The input to SVM is a vector of selected features from the T-test, and the output is a binary scalar, representing if the fundus image came from a subject with Alzheimer's disease or healthy control. Based on empirical results, the Gaussian radial basis function (RBF) was chosen as the SVM kernel. We applied a nested five-fold cross-validation protocol for developing and testing the overall classification performance based on the whole 122 vessel map images. The entire dataset was divided into five-folds, with four external folds for training and validation, and one external fold left for testing in each round. Another internal five-fold cross-validation is performed inside the training and validation data to optimize hyper-parameters in RBF SVM using a grid search. The optimal hyper-parameters were used to train an SVM model that was tested on the one external fold left out. This process is done five times, so each external fold was used as test data once. The overall performance was reported as the average performance on all folds.

Saliency maps

Machine learning-based techniques generally have a limitation in a lack of interpretability. To increase the interpretability, we proposed to obtain saliency maps by using occlusion tests26 to visualize the contribution of different parts of the vascular system to the machine learning prediction. Specifically, we defined a set of patches with various sizes, ranging from 1-by-1 (pixel), 2-by-2, 4-by-4, to 8-by-8. Then, for each patch size, we move the patch in a sliding fashion over the entire image, setting the pixels overlapping with the patch to zero (blackout), and calculate the importance of regions covered by the patch as the change in classification probability confidence for the output label. The more information one area carries, the larger difference between the original image and image with this area occluded. And if the area is not meaningful for the classification at all, such as pixels of backgrounds and artifacts, occluding this area would have no impact on outcome probability.

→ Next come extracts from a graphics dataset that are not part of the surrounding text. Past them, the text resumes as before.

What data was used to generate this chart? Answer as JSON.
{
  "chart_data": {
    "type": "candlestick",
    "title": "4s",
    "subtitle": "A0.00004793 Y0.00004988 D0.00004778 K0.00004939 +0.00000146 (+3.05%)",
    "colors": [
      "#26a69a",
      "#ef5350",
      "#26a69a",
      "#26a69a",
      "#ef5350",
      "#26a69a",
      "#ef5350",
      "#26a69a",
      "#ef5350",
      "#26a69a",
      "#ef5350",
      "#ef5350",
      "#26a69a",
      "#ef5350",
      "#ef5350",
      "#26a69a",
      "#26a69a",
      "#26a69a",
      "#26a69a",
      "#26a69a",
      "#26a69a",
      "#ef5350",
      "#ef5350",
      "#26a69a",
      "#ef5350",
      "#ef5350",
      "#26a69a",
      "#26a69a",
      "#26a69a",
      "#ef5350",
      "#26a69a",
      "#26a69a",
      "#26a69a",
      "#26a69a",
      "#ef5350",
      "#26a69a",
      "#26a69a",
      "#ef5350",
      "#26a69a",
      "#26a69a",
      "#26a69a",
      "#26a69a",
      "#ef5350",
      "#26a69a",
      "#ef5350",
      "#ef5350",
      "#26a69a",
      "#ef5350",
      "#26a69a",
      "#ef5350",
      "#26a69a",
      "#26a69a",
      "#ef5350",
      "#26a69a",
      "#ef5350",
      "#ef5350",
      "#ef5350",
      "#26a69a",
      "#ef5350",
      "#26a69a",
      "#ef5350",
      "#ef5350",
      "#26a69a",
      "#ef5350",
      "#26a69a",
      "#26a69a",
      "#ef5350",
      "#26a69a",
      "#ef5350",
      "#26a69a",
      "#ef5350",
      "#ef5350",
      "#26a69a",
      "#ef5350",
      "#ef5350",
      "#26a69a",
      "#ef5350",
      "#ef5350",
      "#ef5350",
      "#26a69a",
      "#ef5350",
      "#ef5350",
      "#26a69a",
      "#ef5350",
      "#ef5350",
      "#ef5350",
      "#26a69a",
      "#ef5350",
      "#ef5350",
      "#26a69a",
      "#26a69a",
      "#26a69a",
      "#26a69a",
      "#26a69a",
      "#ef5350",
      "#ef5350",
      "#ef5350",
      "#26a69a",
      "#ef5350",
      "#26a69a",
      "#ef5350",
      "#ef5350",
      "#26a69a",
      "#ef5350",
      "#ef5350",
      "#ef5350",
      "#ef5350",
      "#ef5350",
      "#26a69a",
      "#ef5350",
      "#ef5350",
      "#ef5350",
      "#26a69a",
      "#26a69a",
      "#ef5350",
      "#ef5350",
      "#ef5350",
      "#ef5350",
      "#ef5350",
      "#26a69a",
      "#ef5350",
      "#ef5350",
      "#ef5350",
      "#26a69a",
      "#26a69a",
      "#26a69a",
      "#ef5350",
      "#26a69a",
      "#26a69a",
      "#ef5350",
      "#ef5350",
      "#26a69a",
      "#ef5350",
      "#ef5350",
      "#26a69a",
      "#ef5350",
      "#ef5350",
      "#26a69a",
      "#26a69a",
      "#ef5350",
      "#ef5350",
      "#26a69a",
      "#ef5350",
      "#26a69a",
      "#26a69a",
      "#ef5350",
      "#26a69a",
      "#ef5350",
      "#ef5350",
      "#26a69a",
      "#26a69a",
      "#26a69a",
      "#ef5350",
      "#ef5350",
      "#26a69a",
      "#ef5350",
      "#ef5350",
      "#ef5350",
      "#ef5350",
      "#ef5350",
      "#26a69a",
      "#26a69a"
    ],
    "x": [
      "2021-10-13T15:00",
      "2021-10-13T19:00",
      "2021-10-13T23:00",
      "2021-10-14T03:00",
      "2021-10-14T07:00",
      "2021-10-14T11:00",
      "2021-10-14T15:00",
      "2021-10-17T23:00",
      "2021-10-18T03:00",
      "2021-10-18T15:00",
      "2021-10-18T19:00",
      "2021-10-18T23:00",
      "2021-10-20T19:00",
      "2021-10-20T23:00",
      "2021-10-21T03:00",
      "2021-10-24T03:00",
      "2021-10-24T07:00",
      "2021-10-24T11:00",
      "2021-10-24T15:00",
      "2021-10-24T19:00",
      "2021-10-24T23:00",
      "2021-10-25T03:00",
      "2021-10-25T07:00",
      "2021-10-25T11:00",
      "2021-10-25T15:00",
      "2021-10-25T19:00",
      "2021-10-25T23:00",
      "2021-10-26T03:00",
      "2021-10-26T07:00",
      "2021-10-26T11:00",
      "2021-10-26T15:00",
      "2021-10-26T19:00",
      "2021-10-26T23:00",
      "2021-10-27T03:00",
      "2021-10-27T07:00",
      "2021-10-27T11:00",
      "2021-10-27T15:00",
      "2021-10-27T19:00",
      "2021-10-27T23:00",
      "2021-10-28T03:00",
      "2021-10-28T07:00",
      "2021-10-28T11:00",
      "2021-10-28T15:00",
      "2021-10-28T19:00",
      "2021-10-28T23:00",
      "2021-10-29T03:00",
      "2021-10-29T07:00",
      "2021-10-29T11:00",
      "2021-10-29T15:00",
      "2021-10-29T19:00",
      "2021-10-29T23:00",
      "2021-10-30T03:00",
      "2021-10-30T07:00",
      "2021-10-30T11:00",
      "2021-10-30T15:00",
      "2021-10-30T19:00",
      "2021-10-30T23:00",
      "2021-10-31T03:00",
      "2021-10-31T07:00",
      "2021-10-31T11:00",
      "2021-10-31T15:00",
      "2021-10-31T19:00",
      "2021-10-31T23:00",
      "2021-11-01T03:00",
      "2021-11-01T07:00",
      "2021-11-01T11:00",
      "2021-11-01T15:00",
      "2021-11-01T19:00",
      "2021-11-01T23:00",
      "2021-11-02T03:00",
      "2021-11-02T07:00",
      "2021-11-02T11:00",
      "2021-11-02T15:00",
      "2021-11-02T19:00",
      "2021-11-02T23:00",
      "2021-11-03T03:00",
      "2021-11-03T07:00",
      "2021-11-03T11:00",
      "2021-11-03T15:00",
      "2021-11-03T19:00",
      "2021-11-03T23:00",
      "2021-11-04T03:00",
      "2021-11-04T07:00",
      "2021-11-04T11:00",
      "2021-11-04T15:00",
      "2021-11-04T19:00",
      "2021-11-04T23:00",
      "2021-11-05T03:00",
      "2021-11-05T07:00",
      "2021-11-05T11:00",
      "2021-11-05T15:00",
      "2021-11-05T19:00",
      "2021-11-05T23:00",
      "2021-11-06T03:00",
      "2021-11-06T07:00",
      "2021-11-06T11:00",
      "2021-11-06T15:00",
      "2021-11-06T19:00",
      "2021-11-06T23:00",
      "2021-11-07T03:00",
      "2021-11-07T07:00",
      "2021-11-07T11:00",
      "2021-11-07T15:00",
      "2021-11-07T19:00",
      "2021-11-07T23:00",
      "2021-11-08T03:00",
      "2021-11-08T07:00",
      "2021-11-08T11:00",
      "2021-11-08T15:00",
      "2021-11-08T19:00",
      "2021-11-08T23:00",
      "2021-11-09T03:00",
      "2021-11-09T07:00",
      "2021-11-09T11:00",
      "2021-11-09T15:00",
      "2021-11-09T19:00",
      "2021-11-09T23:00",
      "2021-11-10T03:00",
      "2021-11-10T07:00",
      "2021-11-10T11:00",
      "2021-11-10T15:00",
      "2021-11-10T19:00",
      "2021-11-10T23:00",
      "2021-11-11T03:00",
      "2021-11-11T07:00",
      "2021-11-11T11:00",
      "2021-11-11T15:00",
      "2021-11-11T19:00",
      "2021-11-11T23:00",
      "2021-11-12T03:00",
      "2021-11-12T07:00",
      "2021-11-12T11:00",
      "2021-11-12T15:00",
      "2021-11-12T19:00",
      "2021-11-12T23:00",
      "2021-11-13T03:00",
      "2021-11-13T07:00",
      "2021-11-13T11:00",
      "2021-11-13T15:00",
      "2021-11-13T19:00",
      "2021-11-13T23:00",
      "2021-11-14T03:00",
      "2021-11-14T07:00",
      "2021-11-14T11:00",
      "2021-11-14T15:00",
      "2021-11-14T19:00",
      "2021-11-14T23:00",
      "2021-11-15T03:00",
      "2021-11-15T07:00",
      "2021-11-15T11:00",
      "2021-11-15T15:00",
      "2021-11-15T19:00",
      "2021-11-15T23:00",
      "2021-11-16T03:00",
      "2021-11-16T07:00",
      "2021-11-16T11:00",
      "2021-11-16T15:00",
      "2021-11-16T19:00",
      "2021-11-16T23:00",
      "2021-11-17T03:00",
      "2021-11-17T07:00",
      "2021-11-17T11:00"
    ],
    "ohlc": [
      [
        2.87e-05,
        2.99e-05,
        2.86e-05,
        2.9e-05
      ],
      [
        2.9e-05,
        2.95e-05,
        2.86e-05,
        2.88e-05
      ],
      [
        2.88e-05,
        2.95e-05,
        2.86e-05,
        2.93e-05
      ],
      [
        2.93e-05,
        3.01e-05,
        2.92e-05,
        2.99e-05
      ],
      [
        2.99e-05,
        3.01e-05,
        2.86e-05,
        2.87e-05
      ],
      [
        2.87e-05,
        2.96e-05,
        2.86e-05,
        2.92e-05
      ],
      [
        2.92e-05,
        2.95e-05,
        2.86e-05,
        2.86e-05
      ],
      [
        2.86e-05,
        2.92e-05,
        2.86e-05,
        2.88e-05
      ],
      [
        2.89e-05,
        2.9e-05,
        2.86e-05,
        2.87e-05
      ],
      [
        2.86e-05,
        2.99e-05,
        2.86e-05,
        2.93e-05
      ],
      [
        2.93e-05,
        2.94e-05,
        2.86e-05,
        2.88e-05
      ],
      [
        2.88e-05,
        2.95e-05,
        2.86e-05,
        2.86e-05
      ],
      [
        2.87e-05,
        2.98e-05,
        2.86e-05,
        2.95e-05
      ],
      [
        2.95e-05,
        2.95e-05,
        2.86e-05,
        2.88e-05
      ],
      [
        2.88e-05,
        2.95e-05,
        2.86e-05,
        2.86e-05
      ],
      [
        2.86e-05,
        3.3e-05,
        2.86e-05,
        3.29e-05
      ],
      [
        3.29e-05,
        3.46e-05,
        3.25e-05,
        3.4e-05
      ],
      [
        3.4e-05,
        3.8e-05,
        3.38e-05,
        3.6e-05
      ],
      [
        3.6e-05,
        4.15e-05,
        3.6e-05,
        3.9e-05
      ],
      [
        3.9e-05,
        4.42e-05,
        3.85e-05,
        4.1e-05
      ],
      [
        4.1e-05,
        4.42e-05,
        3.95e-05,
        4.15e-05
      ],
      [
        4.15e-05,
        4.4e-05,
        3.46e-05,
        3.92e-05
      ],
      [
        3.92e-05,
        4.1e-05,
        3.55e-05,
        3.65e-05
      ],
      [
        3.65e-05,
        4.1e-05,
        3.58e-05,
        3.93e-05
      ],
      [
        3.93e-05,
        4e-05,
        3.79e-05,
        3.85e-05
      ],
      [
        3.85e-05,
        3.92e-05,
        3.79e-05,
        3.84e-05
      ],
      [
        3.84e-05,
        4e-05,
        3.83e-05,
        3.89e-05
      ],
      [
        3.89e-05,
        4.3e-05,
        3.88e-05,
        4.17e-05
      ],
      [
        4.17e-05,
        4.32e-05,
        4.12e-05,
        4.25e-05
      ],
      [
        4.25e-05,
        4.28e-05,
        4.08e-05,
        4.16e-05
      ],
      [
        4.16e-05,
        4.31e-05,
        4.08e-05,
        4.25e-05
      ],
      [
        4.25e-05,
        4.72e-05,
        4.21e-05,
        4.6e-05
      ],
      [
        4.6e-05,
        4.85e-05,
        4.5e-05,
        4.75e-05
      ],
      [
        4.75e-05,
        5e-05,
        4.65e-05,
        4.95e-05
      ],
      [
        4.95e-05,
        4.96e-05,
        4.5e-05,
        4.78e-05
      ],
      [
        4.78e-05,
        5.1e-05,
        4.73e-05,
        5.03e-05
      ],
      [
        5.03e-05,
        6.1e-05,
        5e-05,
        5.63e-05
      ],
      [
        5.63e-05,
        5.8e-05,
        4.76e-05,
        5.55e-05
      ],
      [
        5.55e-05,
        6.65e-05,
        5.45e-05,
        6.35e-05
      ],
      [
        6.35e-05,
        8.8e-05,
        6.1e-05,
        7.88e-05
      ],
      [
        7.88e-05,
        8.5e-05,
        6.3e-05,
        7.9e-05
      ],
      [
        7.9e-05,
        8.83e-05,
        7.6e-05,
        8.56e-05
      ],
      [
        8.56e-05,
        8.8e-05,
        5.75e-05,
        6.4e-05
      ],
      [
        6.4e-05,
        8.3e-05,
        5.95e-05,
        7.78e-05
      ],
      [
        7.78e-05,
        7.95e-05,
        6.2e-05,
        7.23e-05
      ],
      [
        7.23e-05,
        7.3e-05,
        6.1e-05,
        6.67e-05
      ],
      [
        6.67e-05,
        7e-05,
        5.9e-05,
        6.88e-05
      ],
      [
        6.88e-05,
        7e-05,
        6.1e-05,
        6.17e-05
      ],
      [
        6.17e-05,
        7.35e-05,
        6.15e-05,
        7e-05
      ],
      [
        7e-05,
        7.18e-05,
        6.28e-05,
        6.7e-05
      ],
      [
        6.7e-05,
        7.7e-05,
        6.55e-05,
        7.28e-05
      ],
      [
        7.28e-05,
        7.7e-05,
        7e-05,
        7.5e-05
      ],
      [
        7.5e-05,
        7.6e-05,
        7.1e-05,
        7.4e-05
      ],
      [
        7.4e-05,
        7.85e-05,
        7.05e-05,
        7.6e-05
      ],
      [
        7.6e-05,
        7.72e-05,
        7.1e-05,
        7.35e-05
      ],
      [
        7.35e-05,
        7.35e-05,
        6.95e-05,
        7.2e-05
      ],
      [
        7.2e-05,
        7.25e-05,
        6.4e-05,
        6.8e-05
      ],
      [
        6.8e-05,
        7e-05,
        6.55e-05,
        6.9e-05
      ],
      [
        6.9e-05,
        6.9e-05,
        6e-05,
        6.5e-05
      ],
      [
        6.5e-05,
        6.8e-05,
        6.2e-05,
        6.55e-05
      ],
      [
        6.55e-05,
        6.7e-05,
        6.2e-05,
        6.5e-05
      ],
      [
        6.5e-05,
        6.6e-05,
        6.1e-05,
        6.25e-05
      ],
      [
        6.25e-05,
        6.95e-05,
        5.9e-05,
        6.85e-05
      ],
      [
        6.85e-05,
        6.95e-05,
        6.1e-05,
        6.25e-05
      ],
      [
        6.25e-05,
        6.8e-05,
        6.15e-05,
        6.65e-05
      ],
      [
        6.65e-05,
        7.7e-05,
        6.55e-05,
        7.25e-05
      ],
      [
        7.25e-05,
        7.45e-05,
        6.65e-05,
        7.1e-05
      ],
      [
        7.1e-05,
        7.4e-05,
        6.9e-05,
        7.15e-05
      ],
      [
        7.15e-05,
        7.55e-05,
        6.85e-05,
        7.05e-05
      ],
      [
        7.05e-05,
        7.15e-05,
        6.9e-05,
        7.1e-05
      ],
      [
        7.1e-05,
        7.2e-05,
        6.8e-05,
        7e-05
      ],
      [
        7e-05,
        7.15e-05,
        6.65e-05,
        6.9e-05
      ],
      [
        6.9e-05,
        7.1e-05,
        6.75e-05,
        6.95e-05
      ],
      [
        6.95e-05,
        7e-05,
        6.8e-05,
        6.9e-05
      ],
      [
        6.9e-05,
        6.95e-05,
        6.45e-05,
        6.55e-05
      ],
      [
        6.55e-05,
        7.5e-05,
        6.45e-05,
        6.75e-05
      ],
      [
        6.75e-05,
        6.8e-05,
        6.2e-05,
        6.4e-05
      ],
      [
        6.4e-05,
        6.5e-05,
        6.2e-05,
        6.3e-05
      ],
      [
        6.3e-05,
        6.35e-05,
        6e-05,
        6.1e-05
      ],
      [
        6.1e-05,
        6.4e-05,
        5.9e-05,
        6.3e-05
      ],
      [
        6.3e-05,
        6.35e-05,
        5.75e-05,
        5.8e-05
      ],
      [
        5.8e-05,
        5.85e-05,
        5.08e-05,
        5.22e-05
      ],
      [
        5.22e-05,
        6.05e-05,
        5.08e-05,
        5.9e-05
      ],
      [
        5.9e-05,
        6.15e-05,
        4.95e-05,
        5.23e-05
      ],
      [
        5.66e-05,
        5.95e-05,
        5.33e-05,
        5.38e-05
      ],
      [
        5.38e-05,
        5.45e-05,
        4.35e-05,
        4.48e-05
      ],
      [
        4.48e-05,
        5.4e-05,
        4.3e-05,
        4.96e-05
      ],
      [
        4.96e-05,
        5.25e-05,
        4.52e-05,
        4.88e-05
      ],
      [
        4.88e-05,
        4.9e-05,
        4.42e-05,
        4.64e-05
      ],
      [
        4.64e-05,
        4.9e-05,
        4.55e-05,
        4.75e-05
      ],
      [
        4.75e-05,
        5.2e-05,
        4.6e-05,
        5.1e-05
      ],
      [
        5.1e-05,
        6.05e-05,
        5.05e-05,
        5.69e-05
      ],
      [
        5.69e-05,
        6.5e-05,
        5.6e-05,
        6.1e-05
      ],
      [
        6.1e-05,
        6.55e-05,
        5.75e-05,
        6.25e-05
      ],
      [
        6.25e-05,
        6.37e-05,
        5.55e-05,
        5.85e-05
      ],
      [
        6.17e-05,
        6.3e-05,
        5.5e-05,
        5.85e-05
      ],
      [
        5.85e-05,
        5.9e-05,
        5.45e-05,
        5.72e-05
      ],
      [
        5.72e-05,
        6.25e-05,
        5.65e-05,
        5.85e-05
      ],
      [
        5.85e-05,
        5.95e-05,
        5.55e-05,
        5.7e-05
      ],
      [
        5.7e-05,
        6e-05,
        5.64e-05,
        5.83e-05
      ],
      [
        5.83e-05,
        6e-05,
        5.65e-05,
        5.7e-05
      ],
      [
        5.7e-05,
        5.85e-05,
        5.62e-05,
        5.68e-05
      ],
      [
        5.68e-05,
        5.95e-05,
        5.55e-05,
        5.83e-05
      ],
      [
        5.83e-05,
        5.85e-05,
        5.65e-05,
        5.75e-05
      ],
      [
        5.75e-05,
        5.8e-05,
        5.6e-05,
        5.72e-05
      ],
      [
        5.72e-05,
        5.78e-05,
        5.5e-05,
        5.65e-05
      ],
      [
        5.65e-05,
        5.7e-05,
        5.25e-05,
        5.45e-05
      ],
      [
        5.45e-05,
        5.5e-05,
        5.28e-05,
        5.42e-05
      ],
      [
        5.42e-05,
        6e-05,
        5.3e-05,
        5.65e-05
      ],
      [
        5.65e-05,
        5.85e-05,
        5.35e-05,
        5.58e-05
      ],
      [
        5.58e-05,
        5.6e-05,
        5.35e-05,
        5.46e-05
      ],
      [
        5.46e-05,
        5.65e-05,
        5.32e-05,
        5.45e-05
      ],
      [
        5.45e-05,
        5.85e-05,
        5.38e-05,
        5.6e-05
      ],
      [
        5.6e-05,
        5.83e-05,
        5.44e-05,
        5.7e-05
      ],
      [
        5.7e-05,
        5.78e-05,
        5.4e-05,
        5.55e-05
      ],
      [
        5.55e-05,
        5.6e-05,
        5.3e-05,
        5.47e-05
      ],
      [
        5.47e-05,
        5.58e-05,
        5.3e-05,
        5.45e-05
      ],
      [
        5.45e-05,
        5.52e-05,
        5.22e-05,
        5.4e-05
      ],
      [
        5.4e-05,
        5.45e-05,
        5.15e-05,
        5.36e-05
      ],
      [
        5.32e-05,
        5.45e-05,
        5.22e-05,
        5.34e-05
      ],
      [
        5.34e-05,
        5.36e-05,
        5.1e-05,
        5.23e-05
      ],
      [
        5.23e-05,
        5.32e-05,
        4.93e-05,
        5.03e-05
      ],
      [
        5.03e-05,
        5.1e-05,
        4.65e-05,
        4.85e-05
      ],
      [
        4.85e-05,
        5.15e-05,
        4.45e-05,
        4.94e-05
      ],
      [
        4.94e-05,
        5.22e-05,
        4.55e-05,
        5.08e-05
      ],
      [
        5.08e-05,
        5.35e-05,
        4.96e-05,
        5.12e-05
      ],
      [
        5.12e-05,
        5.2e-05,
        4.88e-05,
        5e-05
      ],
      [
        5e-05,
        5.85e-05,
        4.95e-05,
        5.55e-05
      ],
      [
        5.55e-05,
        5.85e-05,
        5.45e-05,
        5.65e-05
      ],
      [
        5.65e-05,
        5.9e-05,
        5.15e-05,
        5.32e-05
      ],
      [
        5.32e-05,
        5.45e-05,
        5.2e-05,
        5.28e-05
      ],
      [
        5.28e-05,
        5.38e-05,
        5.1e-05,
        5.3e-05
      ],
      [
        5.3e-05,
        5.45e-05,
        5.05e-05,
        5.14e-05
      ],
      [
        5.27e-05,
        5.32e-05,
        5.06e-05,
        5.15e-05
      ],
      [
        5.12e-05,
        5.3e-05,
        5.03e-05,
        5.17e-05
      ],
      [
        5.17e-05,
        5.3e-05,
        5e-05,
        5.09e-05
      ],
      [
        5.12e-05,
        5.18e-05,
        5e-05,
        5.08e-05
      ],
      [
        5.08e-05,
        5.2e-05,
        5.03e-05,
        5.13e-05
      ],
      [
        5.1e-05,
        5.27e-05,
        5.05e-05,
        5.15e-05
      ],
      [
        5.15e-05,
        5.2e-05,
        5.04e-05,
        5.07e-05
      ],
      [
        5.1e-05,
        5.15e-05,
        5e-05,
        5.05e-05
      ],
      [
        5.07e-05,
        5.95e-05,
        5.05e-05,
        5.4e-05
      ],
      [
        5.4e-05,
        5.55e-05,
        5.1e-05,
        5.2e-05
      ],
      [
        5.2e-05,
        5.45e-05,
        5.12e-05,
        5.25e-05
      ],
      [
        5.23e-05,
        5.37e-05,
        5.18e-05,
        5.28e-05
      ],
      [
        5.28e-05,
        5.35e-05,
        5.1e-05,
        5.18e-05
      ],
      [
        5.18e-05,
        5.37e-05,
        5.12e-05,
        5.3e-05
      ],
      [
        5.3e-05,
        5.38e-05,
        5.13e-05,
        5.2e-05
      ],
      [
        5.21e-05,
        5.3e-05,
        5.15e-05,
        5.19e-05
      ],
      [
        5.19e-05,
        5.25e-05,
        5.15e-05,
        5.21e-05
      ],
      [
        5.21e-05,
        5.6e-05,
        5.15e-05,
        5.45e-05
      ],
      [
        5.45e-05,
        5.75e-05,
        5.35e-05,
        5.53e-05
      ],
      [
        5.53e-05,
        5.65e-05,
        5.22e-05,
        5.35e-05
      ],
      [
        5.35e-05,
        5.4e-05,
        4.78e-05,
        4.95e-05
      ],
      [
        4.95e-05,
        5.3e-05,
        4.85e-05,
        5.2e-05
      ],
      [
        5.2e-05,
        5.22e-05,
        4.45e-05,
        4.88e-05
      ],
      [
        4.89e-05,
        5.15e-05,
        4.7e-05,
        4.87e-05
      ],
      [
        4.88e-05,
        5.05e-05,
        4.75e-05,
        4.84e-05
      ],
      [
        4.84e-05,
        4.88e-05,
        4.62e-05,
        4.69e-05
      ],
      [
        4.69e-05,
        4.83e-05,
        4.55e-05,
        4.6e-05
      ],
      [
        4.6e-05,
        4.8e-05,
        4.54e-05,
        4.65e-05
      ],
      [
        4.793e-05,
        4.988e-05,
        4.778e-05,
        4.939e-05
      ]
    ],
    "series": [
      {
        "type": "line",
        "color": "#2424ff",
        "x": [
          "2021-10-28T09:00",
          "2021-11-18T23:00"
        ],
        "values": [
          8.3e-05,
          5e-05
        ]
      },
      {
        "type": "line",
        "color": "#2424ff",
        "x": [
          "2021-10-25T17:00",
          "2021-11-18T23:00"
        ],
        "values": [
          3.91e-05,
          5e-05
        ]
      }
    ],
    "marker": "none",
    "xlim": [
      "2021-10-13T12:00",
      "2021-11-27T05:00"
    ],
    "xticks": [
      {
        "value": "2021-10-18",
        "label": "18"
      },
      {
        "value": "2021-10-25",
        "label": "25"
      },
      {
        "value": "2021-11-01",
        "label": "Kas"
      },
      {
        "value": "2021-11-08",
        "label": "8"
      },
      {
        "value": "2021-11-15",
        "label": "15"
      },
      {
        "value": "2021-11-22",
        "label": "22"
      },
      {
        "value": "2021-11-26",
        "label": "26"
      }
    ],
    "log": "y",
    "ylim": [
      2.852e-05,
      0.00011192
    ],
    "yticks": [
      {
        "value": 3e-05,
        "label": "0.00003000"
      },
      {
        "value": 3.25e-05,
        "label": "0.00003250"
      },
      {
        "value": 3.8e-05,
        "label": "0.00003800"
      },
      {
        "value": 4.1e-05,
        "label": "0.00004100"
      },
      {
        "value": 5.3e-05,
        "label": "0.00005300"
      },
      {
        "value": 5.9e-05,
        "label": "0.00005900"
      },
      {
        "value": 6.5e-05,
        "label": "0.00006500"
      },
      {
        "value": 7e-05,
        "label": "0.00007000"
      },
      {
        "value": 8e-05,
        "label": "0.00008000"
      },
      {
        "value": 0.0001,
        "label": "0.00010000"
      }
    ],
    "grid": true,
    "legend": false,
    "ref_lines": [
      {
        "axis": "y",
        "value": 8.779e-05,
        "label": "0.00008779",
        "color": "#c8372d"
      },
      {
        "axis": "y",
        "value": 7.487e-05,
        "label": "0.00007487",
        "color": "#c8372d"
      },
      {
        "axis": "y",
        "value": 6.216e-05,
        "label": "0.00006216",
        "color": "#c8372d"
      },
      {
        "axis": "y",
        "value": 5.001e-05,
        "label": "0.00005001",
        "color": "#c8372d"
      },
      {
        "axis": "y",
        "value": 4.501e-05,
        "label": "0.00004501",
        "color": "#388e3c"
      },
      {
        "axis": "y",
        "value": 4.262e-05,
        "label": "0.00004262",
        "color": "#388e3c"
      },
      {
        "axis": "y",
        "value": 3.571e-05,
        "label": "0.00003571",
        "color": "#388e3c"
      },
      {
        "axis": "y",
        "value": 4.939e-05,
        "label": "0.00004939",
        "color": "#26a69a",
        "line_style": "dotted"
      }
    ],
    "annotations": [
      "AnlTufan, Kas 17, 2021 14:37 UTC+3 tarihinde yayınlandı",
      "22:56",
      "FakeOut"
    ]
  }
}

For each window scale, the saliency at each window location was normalized into the range of \(\left( {0,1} \right)\) and assigned to the central pixel in that window. Once collusion tests were accomplished at all window levels, each pixel’s final saliency value will be the average saliency values from all window scales, which is visualized in the final saliency map.

Eventually, the saliency scores at each pixel location across all patch scales were summarized and normalized to generate saliency maps, where the intensity of each pixel represents its importance.